As someone who just started an MLIS program, I'd like to say that in library school at least, we are definitely embracing Library 2.0. I have an entire class devoted to social networking and web design. My Principles of Searching class starts with Dialog and ends with Google. The next generation of librarians will be unable to ignore the societal changes that are pushing our users to embrace technology. A lot professors around me talk about how necessity will fuel the change more than choice, regardless of people's opinions of the matter.
That said, no one is ever going to abadon old fashioned books either. I haven't met one fellow student who owns a Kindle. So I agree that it's a complicated, nuanced situation that isn't going to miraculously transform into the future anytime soon.
You have said, "(Forget Web 2.0; libraries have really ingested Web 1.0 yet.)" — the statement says that libraries are up to Web 1.0. Dunno what the "yet" means here.
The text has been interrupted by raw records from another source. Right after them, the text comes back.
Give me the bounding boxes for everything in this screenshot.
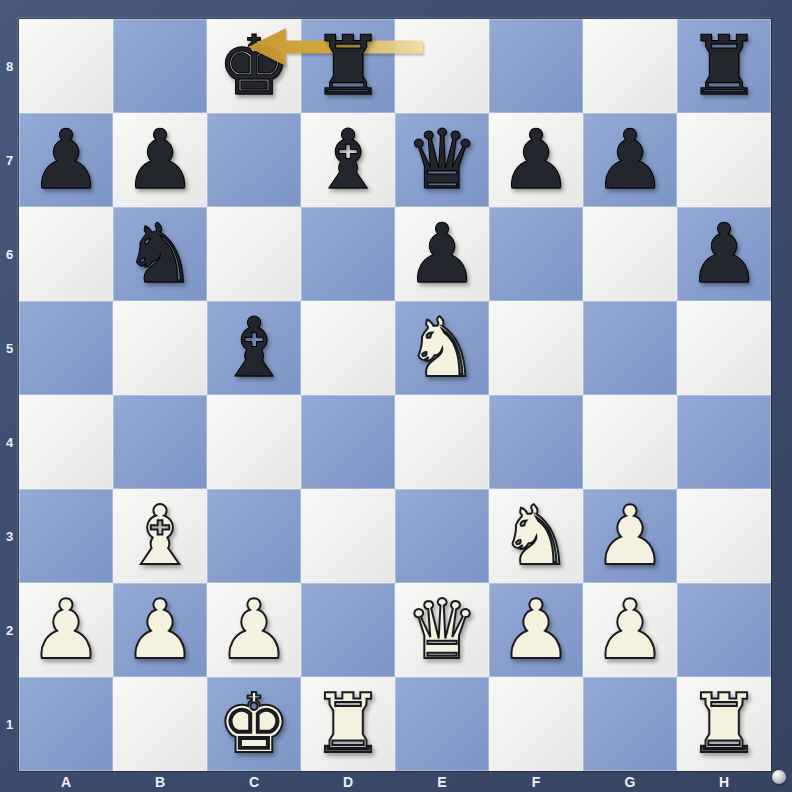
- square-b8[interactable]: [113, 19, 207, 113]
- piece-black-knight[interactable]: ♞: [123, 207, 197, 301]
- square-f4[interactable]: [489, 395, 583, 489]
- piece-black-rook[interactable]: ♜: [687, 19, 761, 113]
- square-d2[interactable]: [301, 583, 395, 677]
- square-a8[interactable]: [19, 19, 113, 113]
- square-a5[interactable]: [19, 301, 113, 395]
- piece-white-pawn[interactable]: ♟: [499, 583, 573, 677]
- file-label-c: C: [207, 771, 301, 792]
- piece-white-pawn[interactable]: ♟: [593, 489, 667, 583]
- chess-board-window: ♚♜♜♟♟♝♛♟♟♞♟♟♝♞♝♞♟♟♟♟♛♟♟♚♜♜ 87654321ABCDE…: [0, 0, 792, 792]
- piece-black-bishop[interactable]: ♝: [217, 301, 291, 395]
- square-a2[interactable]: ♟: [19, 583, 113, 677]
- square-g8[interactable]: [583, 19, 677, 113]
- square-d7[interactable]: ♝: [301, 113, 395, 207]
- piece-black-pawn[interactable]: ♟: [499, 113, 573, 207]
- piece-white-knight[interactable]: ♞: [499, 489, 573, 583]
- file-label-d: D: [301, 771, 395, 792]
- file-label-a: A: [19, 771, 113, 792]
- square-a6[interactable]: [19, 207, 113, 301]
- file-label-e: E: [395, 771, 489, 792]
- chess-board: ♚♜♜♟♟♝♛♟♟♞♟♟♝♞♝♞♟♟♟♟♛♟♟♚♜♜: [19, 19, 771, 771]
- square-d3[interactable]: [301, 489, 395, 583]
- square-c6[interactable]: [207, 207, 301, 301]
- square-f1[interactable]: [489, 677, 583, 771]
- piece-white-rook[interactable]: ♜: [311, 677, 385, 771]
- piece-black-queen[interactable]: ♛: [405, 113, 479, 207]
- piece-black-pawn[interactable]: ♟: [29, 113, 103, 207]
- square-b6[interactable]: ♞: [113, 207, 207, 301]
- piece-black-pawn[interactable]: ♟: [405, 207, 479, 301]
- square-a3[interactable]: [19, 489, 113, 583]
- piece-white-pawn[interactable]: ♟: [123, 583, 197, 677]
- square-e6[interactable]: ♟: [395, 207, 489, 301]
- piece-white-pawn[interactable]: ♟: [593, 583, 667, 677]
- square-f6[interactable]: [489, 207, 583, 301]
- square-a1[interactable]: [19, 677, 113, 771]
- square-a4[interactable]: [19, 395, 113, 489]
- file-label-g: G: [583, 771, 677, 792]
- square-a7[interactable]: ♟: [19, 113, 113, 207]
- square-b5[interactable]: [113, 301, 207, 395]
- square-h4[interactable]: [677, 395, 771, 489]
- file-label-b: B: [113, 771, 207, 792]
- square-e8[interactable]: [395, 19, 489, 113]
- square-c1[interactable]: ♚: [207, 677, 301, 771]
- square-e7[interactable]: ♛: [395, 113, 489, 207]
- rank-label-8: 8: [0, 19, 19, 113]
- piece-black-pawn[interactable]: ♟: [687, 207, 761, 301]
- square-g6[interactable]: [583, 207, 677, 301]
- square-f5[interactable]: [489, 301, 583, 395]
- piece-black-pawn[interactable]: ♟: [593, 113, 667, 207]
- square-d1[interactable]: ♜: [301, 677, 395, 771]
- square-e5[interactable]: ♞: [395, 301, 489, 395]
- square-g2[interactable]: ♟: [583, 583, 677, 677]
- square-c2[interactable]: ♟: [207, 583, 301, 677]
- square-c5[interactable]: ♝: [207, 301, 301, 395]
- square-f7[interactable]: ♟: [489, 113, 583, 207]
- square-g3[interactable]: ♟: [583, 489, 677, 583]
- square-b1[interactable]: [113, 677, 207, 771]
- rank-label-3: 3: [0, 489, 19, 583]
- square-d6[interactable]: [301, 207, 395, 301]
- rank-label-1: 1: [0, 677, 19, 771]
- square-c8[interactable]: ♚: [207, 19, 301, 113]
- square-h3[interactable]: [677, 489, 771, 583]
- square-e4[interactable]: [395, 395, 489, 489]
- square-e2[interactable]: ♛: [395, 583, 489, 677]
- piece-white-king[interactable]: ♚: [217, 677, 291, 771]
- rank-label-7: 7: [0, 113, 19, 207]
- piece-white-queen[interactable]: ♛: [405, 583, 479, 677]
- piece-white-knight[interactable]: ♞: [405, 301, 479, 395]
- piece-black-king[interactable]: ♚: [217, 19, 291, 113]
- square-c7[interactable]: [207, 113, 301, 207]
- square-b3[interactable]: ♝: [113, 489, 207, 583]
- square-h1[interactable]: ♜: [677, 677, 771, 771]
- square-d4[interactable]: [301, 395, 395, 489]
- file-label-f: F: [489, 771, 583, 792]
- rank-label-5: 5: [0, 301, 19, 395]
- square-h6[interactable]: ♟: [677, 207, 771, 301]
- square-e3[interactable]: [395, 489, 489, 583]
- square-b4[interactable]: [113, 395, 207, 489]
- square-h7[interactable]: [677, 113, 771, 207]
- piece-black-bishop[interactable]: ♝: [311, 113, 385, 207]
- file-label-h: H: [677, 771, 771, 792]
- piece-white-pawn[interactable]: ♟: [217, 583, 291, 677]
- square-g4[interactable]: [583, 395, 677, 489]
- piece-white-rook[interactable]: ♜: [687, 677, 761, 771]
- square-h8[interactable]: ♜: [677, 19, 771, 113]
- square-b7[interactable]: ♟: [113, 113, 207, 207]
- square-f8[interactable]: [489, 19, 583, 113]
- piece-white-pawn[interactable]: ♟: [29, 583, 103, 677]
- square-c4[interactable]: [207, 395, 301, 489]
- rank-label-2: 2: [0, 583, 19, 677]
- square-h2[interactable]: [677, 583, 771, 677]
- rank-label-6: 6: [0, 207, 19, 301]
- square-f2[interactable]: ♟: [489, 583, 583, 677]
- piece-black-rook[interactable]: ♜: [311, 19, 385, 113]
- square-f3[interactable]: ♞: [489, 489, 583, 583]
- square-h5[interactable]: [677, 301, 771, 395]
- square-d8[interactable]: ♜: [301, 19, 395, 113]
- piece-white-bishop[interactable]: ♝: [123, 489, 197, 583]
- square-e1[interactable]: [395, 677, 489, 771]
- square-g7[interactable]: ♟: [583, 113, 677, 207]
- square-d5[interactable]: [301, 301, 395, 395]
- piece-black-pawn[interactable]: ♟: [123, 113, 197, 207]
- square-b2[interactable]: ♟: [113, 583, 207, 677]
- square-g5[interactable]: [583, 301, 677, 395]
- square-c3[interactable]: [207, 489, 301, 583]
- rank-label-4: 4: [0, 395, 19, 489]
- sphere-ball-icon: [772, 770, 786, 784]
- square-g1[interactable]: [583, 677, 677, 771]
Did you mean to negate it and just leave out a "not"?
Great post, Tim. The phrases "spirals of simplification and amplification" and "for all the noise about this or that technology, I don't think libraries are dealing with it squarely" really rang true for me.
I see technology as a secondary or tertiary matter. Fundamental questions about which needs and constituents libraries are trying to serve come first, as does a thoughtful reconsideration of library organizational structure(s).
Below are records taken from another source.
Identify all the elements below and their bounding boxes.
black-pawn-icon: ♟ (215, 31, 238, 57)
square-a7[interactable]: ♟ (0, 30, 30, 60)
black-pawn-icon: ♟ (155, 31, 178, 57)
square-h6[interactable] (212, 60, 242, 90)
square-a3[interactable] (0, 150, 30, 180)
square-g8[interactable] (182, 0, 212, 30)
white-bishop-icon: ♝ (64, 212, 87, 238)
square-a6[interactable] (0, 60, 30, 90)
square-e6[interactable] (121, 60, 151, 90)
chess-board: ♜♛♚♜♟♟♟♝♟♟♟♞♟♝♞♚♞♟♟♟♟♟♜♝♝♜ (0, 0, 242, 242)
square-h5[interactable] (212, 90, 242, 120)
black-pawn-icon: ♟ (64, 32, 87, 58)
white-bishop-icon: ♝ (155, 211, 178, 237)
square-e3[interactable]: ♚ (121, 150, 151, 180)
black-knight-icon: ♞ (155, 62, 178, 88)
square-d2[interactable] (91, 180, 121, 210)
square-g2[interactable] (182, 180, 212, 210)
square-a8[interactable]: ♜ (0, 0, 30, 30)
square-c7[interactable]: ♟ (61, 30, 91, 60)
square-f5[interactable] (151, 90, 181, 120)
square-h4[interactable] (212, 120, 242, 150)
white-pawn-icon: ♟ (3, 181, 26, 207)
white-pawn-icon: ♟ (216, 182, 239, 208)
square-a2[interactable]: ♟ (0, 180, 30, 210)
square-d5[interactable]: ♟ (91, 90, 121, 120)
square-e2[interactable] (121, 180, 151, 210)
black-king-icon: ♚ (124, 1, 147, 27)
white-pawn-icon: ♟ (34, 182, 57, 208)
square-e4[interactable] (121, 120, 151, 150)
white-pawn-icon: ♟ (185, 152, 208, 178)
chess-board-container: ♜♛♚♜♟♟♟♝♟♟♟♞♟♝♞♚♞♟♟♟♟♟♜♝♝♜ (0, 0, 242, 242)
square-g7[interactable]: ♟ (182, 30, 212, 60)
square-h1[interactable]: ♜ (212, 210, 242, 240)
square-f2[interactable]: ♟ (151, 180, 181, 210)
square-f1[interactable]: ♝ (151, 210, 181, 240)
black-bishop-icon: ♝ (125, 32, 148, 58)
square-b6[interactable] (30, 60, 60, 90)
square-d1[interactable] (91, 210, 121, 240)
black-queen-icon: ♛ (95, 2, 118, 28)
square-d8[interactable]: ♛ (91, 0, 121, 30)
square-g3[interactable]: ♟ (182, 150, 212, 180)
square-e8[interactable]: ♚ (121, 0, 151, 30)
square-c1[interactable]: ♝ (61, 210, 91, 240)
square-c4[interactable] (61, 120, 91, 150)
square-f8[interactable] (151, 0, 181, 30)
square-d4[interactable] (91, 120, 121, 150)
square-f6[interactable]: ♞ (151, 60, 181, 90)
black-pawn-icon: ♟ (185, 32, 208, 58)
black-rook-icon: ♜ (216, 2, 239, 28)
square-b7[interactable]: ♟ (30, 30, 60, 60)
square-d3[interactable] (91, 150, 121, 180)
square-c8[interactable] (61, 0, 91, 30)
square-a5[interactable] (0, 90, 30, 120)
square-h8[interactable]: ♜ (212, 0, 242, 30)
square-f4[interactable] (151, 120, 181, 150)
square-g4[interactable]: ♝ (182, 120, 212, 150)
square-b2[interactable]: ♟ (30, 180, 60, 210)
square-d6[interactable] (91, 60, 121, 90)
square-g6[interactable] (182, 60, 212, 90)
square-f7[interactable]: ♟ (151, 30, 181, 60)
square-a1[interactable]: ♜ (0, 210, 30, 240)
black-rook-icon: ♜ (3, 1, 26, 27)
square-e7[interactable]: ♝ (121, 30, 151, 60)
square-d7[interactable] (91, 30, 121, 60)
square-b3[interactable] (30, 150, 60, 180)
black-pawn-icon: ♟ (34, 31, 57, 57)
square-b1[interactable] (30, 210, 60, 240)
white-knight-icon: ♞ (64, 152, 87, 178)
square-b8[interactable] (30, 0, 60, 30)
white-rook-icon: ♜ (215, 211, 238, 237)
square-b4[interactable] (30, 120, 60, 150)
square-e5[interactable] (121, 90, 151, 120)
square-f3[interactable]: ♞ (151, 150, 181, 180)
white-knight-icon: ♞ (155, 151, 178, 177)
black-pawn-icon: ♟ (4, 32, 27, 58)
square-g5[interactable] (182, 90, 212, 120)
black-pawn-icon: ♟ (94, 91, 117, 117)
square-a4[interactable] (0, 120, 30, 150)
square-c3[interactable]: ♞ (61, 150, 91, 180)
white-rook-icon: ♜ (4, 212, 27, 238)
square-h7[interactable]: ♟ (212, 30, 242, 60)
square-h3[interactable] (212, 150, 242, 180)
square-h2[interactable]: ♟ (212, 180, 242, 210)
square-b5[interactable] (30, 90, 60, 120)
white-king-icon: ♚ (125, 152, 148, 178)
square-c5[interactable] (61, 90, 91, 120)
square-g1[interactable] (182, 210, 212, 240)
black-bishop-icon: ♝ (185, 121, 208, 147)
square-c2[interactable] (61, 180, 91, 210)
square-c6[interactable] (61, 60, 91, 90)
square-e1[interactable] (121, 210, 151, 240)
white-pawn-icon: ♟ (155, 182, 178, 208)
A few recent articles contain good questions to help get the ball rolling. I summarized them here: Asking the right questions about public libraries.
@Keia44: As a library student myself, I…agree and disagree?
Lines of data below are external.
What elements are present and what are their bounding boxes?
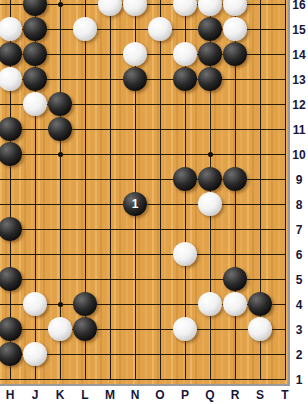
row-label-6: 6 bbox=[296, 248, 303, 262]
white-stone-P14[interactable] bbox=[173, 42, 197, 66]
row-label-7: 7 bbox=[296, 223, 303, 237]
black-stone-L4[interactable] bbox=[73, 292, 97, 316]
grid-line-vertical-M bbox=[110, 0, 111, 380]
move-number-label: 1 bbox=[132, 198, 139, 210]
column-label-S: S bbox=[256, 388, 264, 402]
white-stone-J2[interactable] bbox=[23, 342, 47, 366]
black-stone-P13[interactable] bbox=[173, 67, 197, 91]
grid-line-horizontal-7 bbox=[0, 229, 286, 230]
white-stone-O15[interactable] bbox=[148, 17, 172, 41]
column-label-Q: Q bbox=[205, 388, 214, 402]
row-label-3: 3 bbox=[296, 323, 303, 337]
black-stone-N13[interactable] bbox=[123, 67, 147, 91]
white-stone-J4[interactable] bbox=[23, 292, 47, 316]
black-stone-J14[interactable] bbox=[23, 42, 47, 66]
column-label-J: J bbox=[32, 388, 39, 402]
column-label-K: K bbox=[56, 388, 65, 402]
black-stone-R9[interactable] bbox=[223, 167, 247, 191]
row-label-13: 13 bbox=[292, 73, 305, 87]
black-stone-S4[interactable] bbox=[248, 292, 272, 316]
row-label-14: 14 bbox=[292, 48, 305, 62]
grid-line-horizontal-3 bbox=[0, 329, 286, 330]
black-stone-P9[interactable] bbox=[173, 167, 197, 191]
grid-line-horizontal-11 bbox=[0, 129, 286, 130]
star-point-K4 bbox=[58, 302, 63, 307]
black-stone-L3[interactable] bbox=[73, 317, 97, 341]
black-stone-K11[interactable] bbox=[48, 117, 72, 141]
column-label-R: R bbox=[231, 388, 240, 402]
white-stone-K3[interactable] bbox=[48, 317, 72, 341]
white-stone-J12[interactable] bbox=[23, 92, 47, 116]
grid-line-horizontal-1 bbox=[0, 379, 286, 380]
white-stone-L15[interactable] bbox=[73, 17, 97, 41]
grid-line-horizontal-6 bbox=[0, 254, 286, 255]
row-label-2: 2 bbox=[296, 348, 303, 362]
black-stone-Q13[interactable] bbox=[198, 67, 222, 91]
column-label-P: P bbox=[181, 388, 189, 402]
go-board-root: 1 HJKLMNOPQRST16151413121110987654321 bbox=[0, 0, 308, 404]
column-label-O: O bbox=[155, 388, 164, 402]
white-stone-R15[interactable] bbox=[223, 17, 247, 41]
row-label-12: 12 bbox=[292, 98, 305, 112]
black-stone-J15[interactable] bbox=[23, 17, 47, 41]
star-point-K10 bbox=[58, 152, 63, 157]
row-label-8: 8 bbox=[296, 198, 303, 212]
white-stone-N14[interactable] bbox=[123, 42, 147, 66]
column-label-T: T bbox=[281, 388, 288, 402]
grid-line-vertical-T bbox=[285, 0, 286, 380]
row-label-4: 4 bbox=[296, 298, 303, 312]
black-stone-Q9[interactable] bbox=[198, 167, 222, 191]
black-stone-R5[interactable] bbox=[223, 267, 247, 291]
black-stone-K12[interactable] bbox=[48, 92, 72, 116]
row-label-15: 15 bbox=[292, 23, 305, 37]
white-stone-Q8[interactable] bbox=[198, 192, 222, 216]
star-point-Q10 bbox=[208, 152, 213, 157]
white-stone-Q4[interactable] bbox=[198, 292, 222, 316]
black-stone-Q14[interactable] bbox=[198, 42, 222, 66]
white-stone-R4[interactable] bbox=[223, 292, 247, 316]
column-label-H: H bbox=[6, 388, 15, 402]
grid-line-horizontal-10 bbox=[0, 154, 286, 155]
row-label-5: 5 bbox=[296, 273, 303, 287]
row-label-1: 1 bbox=[296, 373, 303, 387]
grid-line-vertical-O bbox=[160, 0, 161, 380]
white-stone-S3[interactable] bbox=[248, 317, 272, 341]
white-stone-P3[interactable] bbox=[173, 317, 197, 341]
star-point-K16 bbox=[58, 2, 63, 7]
marked-stone-1-N8[interactable]: 1 bbox=[123, 192, 147, 216]
white-stone-P6[interactable] bbox=[173, 242, 197, 266]
column-label-M: M bbox=[105, 388, 115, 402]
black-stone-Q15[interactable] bbox=[198, 17, 222, 41]
row-label-16: 16 bbox=[292, 0, 305, 12]
column-label-L: L bbox=[81, 388, 88, 402]
row-label-10: 10 bbox=[292, 148, 305, 162]
black-stone-R14[interactable] bbox=[223, 42, 247, 66]
row-label-9: 9 bbox=[296, 173, 303, 187]
row-label-11: 11 bbox=[293, 123, 306, 137]
column-label-N: N bbox=[131, 388, 140, 402]
black-stone-J13[interactable] bbox=[23, 67, 47, 91]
There are professors in my program who are very into emerging technologies, and there are professors who not only don't embrace it but don't know it, to the extent of teaching things about technology that are wrong.
I think (except for the part about teaching wrong things) this *could* be a real strength — library 2.0 vs. 101 dialogue played out as part of one's education, a way to grapple with the whole sweep of Andy's awesome bell curve. Or it could just be a lot of unherded cats running off in different directions, with no coherent discourse. (In my grad school experience, it's been more the latter.)
At my school, you can take a path through the curriculum which is very tech-savvy, or one which is basically Luddite, and the extent to which Library 2.0 issues are integrated into the core seems to depend wholly on the professor you end up with — hence the catherding problem. If the debate were played out in the core more consciously and deliberately, with professors who had perhaps varying perspectives but an agreement on core content, I would be much happier…sounds like your program does a better job on this front.
I think it's important to remember that coachbuilder, blacksmiths, wheelwrights and their ilk.Did not find themselves cast on the scrapheap of history when cars appeared. Instead they transitioned, making car bodies and car wheels.their skills were not suddenly no longer required but instead were required for different tasks. Many a blacksmith opened a garage.carriage painters just carried on painting a new type of carriage.
Don't then expect old expertise to become suddenly worthless, instead look for new fields and new ways to employ that expertise.